On August 31, a lawsuit was filed in the Arkansas Supreme Court to remove the medical marijuana initiative from the November ballot. See this story. The lawsuit does not maintain that the initiative did not have enough signatures. Instead, it says if the voters passed the measure, that would violate federal law.
See this newspaper story for a brief account of the August 31 hearing on whether the Libertarian Party should remain on the ballot for President in Iowa. The judge said he will rule on Tuesday, September 4. Thanks to Brian Moore for the link.
On August 31, a lower state court in Arizona determined that the top-two open primary initiative has enough valid signatures to be on the ballot. See this story.
Current Ohio law and practice does not permit ordinary voters to vote early during the weekend before election day. But Ohio does give each county Board of Elections the discretion to let voters who are in the military vote early on that weekend. On August 31, U.S. District Court Judge Peter Economus, a Clinton appointee, ruled that the state must let all voters vote early during the weekend before election day.
The 23-page ruling is Obama for America v Husted, 2:12-cv-636, southern district. The State will quickly appeal the decision to the Sixth Circuit. The order acknowledges that there is no constitutional right for early voting at all. But because the state lets military voters vote early on the weekend (depending on the discretion of the County Board of Elections), therefore equal protection requires that all voters also be allowed to vote on that weekend. The decision cites Bush v Gore. Thanks to Rick Hasen for the link.
On August 31, the Oklahoma Americans Elect Party sued the State Board of Elections, over the Board’s refusal to let the party list its presidential candidate on the ballot.

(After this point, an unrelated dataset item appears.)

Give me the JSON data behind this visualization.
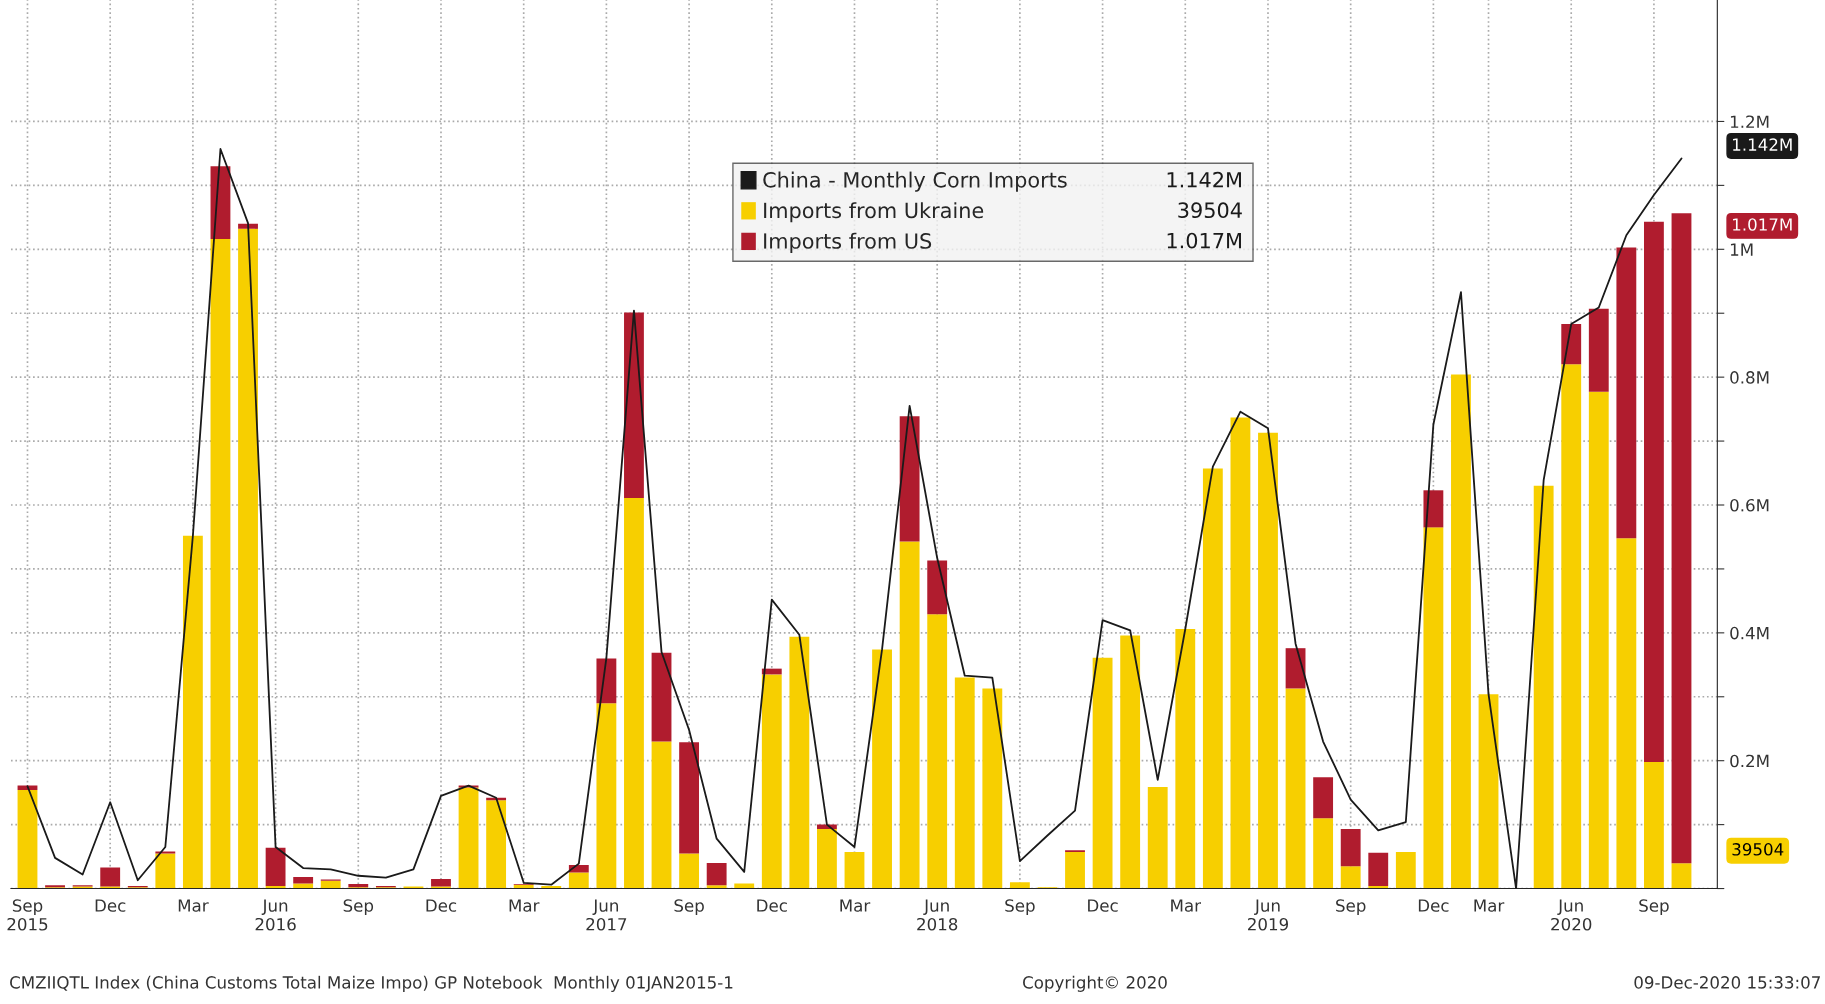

The state acknowledges that the Americans Elect Party is ballot-qualified, but says it won’t print the party’s presidential nominee on the ballot because the national leaders of Americans Elect don’t want that to happen. The case has a hearing on September 5, 2012, at 1:30 p.m., before a State Supreme Court referee.

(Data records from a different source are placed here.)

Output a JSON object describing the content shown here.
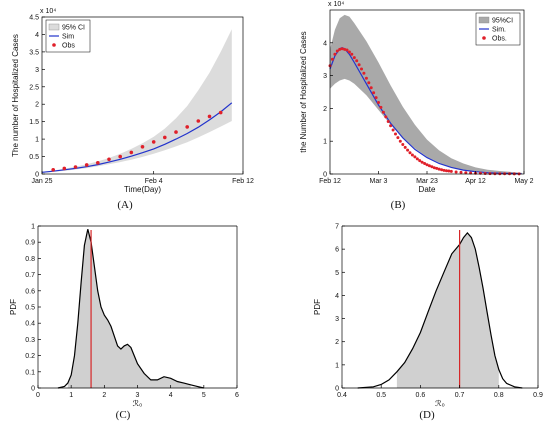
{
  "chart_data": [
    {
      "id": "A",
      "type": "line",
      "panel_label": "(A)",
      "xlabel": "Time(Day)",
      "ylabel": "The number of Hospitalized Cases",
      "y_exponent": "x 10⁴",
      "xlim": [
        0,
        18
      ],
      "ylim": [
        0,
        4.5
      ],
      "x_ticks": [
        {
          "v": 0,
          "label": "Jan 25"
        },
        {
          "v": 10,
          "label": "Feb 4"
        },
        {
          "v": 18,
          "label": "Feb 12"
        }
      ],
      "y_ticks": [
        0,
        0.5,
        1,
        1.5,
        2,
        2.5,
        3,
        3.5,
        4,
        4.5
      ],
      "legend": [
        "95% CI",
        "Sim",
        "Obs"
      ],
      "legend_position": "top-left",
      "ci_x": [
        0,
        1,
        2,
        3,
        4,
        5,
        6,
        7,
        8,
        9,
        10,
        11,
        12,
        13,
        14,
        15,
        16,
        17
      ],
      "ci_lower": [
        0.03,
        0.06,
        0.09,
        0.13,
        0.17,
        0.22,
        0.28,
        0.34,
        0.41,
        0.49,
        0.58,
        0.68,
        0.79,
        0.91,
        1.05,
        1.2,
        1.36,
        1.52
      ],
      "ci_upper": [
        0.06,
        0.1,
        0.15,
        0.21,
        0.28,
        0.36,
        0.46,
        0.58,
        0.72,
        0.88,
        1.07,
        1.3,
        1.6,
        1.95,
        2.4,
        2.9,
        3.5,
        4.15
      ],
      "series": [
        {
          "name": "Sim",
          "x": [
            0,
            1,
            2,
            3,
            4,
            5,
            6,
            7,
            8,
            9,
            10,
            11,
            12,
            13,
            14,
            15,
            16,
            17
          ],
          "values": [
            0.05,
            0.08,
            0.12,
            0.16,
            0.21,
            0.27,
            0.34,
            0.42,
            0.51,
            0.61,
            0.72,
            0.85,
            1.0,
            1.16,
            1.34,
            1.55,
            1.78,
            2.04
          ]
        },
        {
          "name": "Obs",
          "x": [
            1,
            2,
            3,
            4,
            5,
            6,
            7,
            8,
            9,
            10,
            11,
            12,
            13,
            14,
            15,
            16
          ],
          "values": [
            0.12,
            0.16,
            0.2,
            0.26,
            0.32,
            0.42,
            0.5,
            0.62,
            0.78,
            0.92,
            1.05,
            1.2,
            1.35,
            1.52,
            1.65,
            1.76
          ]
        }
      ]
    },
    {
      "id": "B",
      "type": "line",
      "panel_label": "(B)",
      "xlabel": "Date",
      "ylabel": "the Number of Hospitalized Cases",
      "y_exponent": "x 10⁴",
      "xlim": [
        0,
        80
      ],
      "ylim": [
        0,
        5
      ],
      "x_ticks": [
        {
          "v": 0,
          "label": "Feb 12"
        },
        {
          "v": 20,
          "label": "Mar 3"
        },
        {
          "v": 40,
          "label": "Mar 23"
        },
        {
          "v": 60,
          "label": "Apr 12"
        },
        {
          "v": 80,
          "label": "May 2"
        }
      ],
      "y_ticks": [
        0,
        1,
        2,
        3,
        4
      ],
      "legend": [
        "95%CI",
        "Sim.",
        "Obs."
      ],
      "legend_position": "top-right",
      "ci_x": [
        0,
        2,
        4,
        6,
        8,
        10,
        15,
        20,
        25,
        30,
        35,
        40,
        45,
        50,
        55,
        60,
        65,
        70,
        75,
        79
      ],
      "ci_lower": [
        2.6,
        2.75,
        2.85,
        2.9,
        2.85,
        2.75,
        2.4,
        1.95,
        1.5,
        1.1,
        0.78,
        0.52,
        0.34,
        0.2,
        0.12,
        0.06,
        0.03,
        0.015,
        0.01,
        0.005
      ],
      "ci_upper": [
        3.8,
        4.4,
        4.75,
        4.85,
        4.8,
        4.6,
        4.05,
        3.4,
        2.7,
        2.05,
        1.5,
        1.05,
        0.72,
        0.48,
        0.32,
        0.2,
        0.13,
        0.09,
        0.06,
        0.04
      ],
      "series": [
        {
          "name": "Sim.",
          "x": [
            0,
            2,
            4,
            5,
            6,
            8,
            10,
            15,
            20,
            25,
            30,
            35,
            40,
            45,
            50,
            55,
            60,
            65,
            70,
            75,
            79
          ],
          "values": [
            3.2,
            3.6,
            3.82,
            3.85,
            3.82,
            3.65,
            3.4,
            2.75,
            2.1,
            1.55,
            1.1,
            0.75,
            0.5,
            0.32,
            0.2,
            0.12,
            0.07,
            0.04,
            0.025,
            0.015,
            0.01
          ]
        },
        {
          "name": "Obs.",
          "x": [
            0,
            1,
            2,
            3,
            4,
            5,
            6,
            7,
            8,
            9,
            10,
            11,
            12,
            13,
            14,
            15,
            16,
            17,
            18,
            19,
            20,
            21,
            22,
            23,
            24,
            25,
            26,
            27,
            28,
            29,
            30,
            31,
            32,
            33,
            34,
            35,
            36,
            37,
            38,
            39,
            40,
            41,
            42,
            43,
            44,
            45,
            46,
            47,
            48,
            49,
            50,
            52,
            54,
            56,
            58,
            60,
            62,
            64,
            66,
            68,
            70,
            72,
            74,
            76,
            78
          ],
          "values": [
            3.3,
            3.5,
            3.65,
            3.75,
            3.8,
            3.82,
            3.8,
            3.78,
            3.72,
            3.65,
            3.55,
            3.45,
            3.33,
            3.2,
            3.07,
            2.92,
            2.78,
            2.63,
            2.48,
            2.33,
            2.18,
            2.03,
            1.88,
            1.74,
            1.6,
            1.47,
            1.34,
            1.22,
            1.11,
            1.0,
            0.9,
            0.81,
            0.73,
            0.65,
            0.58,
            0.52,
            0.46,
            0.41,
            0.36,
            0.32,
            0.28,
            0.25,
            0.22,
            0.19,
            0.17,
            0.15,
            0.13,
            0.11,
            0.1,
            0.09,
            0.08,
            0.06,
            0.05,
            0.04,
            0.03,
            0.025,
            0.02,
            0.016,
            0.013,
            0.01,
            0.008,
            0.006,
            0.005,
            0.004,
            0.003
          ]
        }
      ]
    },
    {
      "id": "C",
      "type": "area",
      "panel_label": "(C)",
      "xlabel": "ℛ₀",
      "ylabel": "PDF",
      "xlim": [
        0,
        6
      ],
      "ylim": [
        0,
        1
      ],
      "x_ticks": [
        0,
        1,
        2,
        3,
        4,
        5,
        6
      ],
      "y_ticks": [
        0,
        0.1,
        0.2,
        0.3,
        0.4,
        0.5,
        0.6,
        0.7,
        0.8,
        0.9,
        1
      ],
      "vline": 1.6,
      "fill_range": [
        0.9,
        4.6
      ],
      "series": [
        {
          "name": "",
          "x": [
            0.6,
            0.8,
            0.9,
            1.0,
            1.1,
            1.2,
            1.3,
            1.4,
            1.5,
            1.6,
            1.7,
            1.8,
            1.9,
            2.0,
            2.1,
            2.2,
            2.3,
            2.4,
            2.5,
            2.6,
            2.7,
            2.8,
            2.9,
            3.0,
            3.2,
            3.4,
            3.6,
            3.8,
            4.0,
            4.2,
            4.4,
            4.6,
            4.8,
            5.0
          ],
          "values": [
            0.0,
            0.01,
            0.03,
            0.08,
            0.2,
            0.4,
            0.65,
            0.88,
            0.98,
            0.9,
            0.75,
            0.6,
            0.5,
            0.45,
            0.42,
            0.38,
            0.32,
            0.26,
            0.24,
            0.26,
            0.27,
            0.25,
            0.2,
            0.15,
            0.09,
            0.05,
            0.05,
            0.07,
            0.06,
            0.04,
            0.03,
            0.02,
            0.01,
            0.0
          ]
        }
      ]
    },
    {
      "id": "D",
      "type": "area",
      "panel_label": "(D)",
      "xlabel": "ℛ₀",
      "ylabel": "PDF",
      "xlim": [
        0.4,
        0.9
      ],
      "ylim": [
        0,
        7
      ],
      "x_ticks": [
        0.4,
        0.5,
        0.6,
        0.7,
        0.8,
        0.9
      ],
      "y_ticks": [
        0,
        1,
        2,
        3,
        4,
        5,
        6,
        7
      ],
      "vline": 0.7,
      "fill_range": [
        0.53,
        0.805
      ],
      "series": [
        {
          "name": "",
          "x": [
            0.44,
            0.48,
            0.5,
            0.52,
            0.54,
            0.56,
            0.58,
            0.6,
            0.62,
            0.64,
            0.66,
            0.68,
            0.7,
            0.71,
            0.72,
            0.73,
            0.74,
            0.75,
            0.76,
            0.77,
            0.78,
            0.79,
            0.8,
            0.81,
            0.82,
            0.84,
            0.86
          ],
          "values": [
            0.0,
            0.05,
            0.15,
            0.35,
            0.7,
            1.1,
            1.7,
            2.4,
            3.3,
            4.2,
            5.0,
            5.8,
            6.2,
            6.5,
            6.7,
            6.5,
            6.0,
            5.2,
            4.3,
            3.3,
            2.3,
            1.4,
            0.8,
            0.4,
            0.2,
            0.05,
            0.0
          ]
        }
      ]
    }
  ]
}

The Oklahoma State Supreme Court frequently arranges for cases to be heard by a referee. Then the referee makes a summary of the evidence and arguments on both sides, and makes a conclusion, and lets the State Supreme Court decide whether it agrees or not. The case is Lawhorn v Ziriax. The state leaders of Americans Elect had nominated Gary Johnson on July 21, and the State didn’t react to that decision until August 29. The Attorney General had recommended to the State Board of Elections on August 17 that the state deny the request of the state party. But that opinion was kept secret until August 29.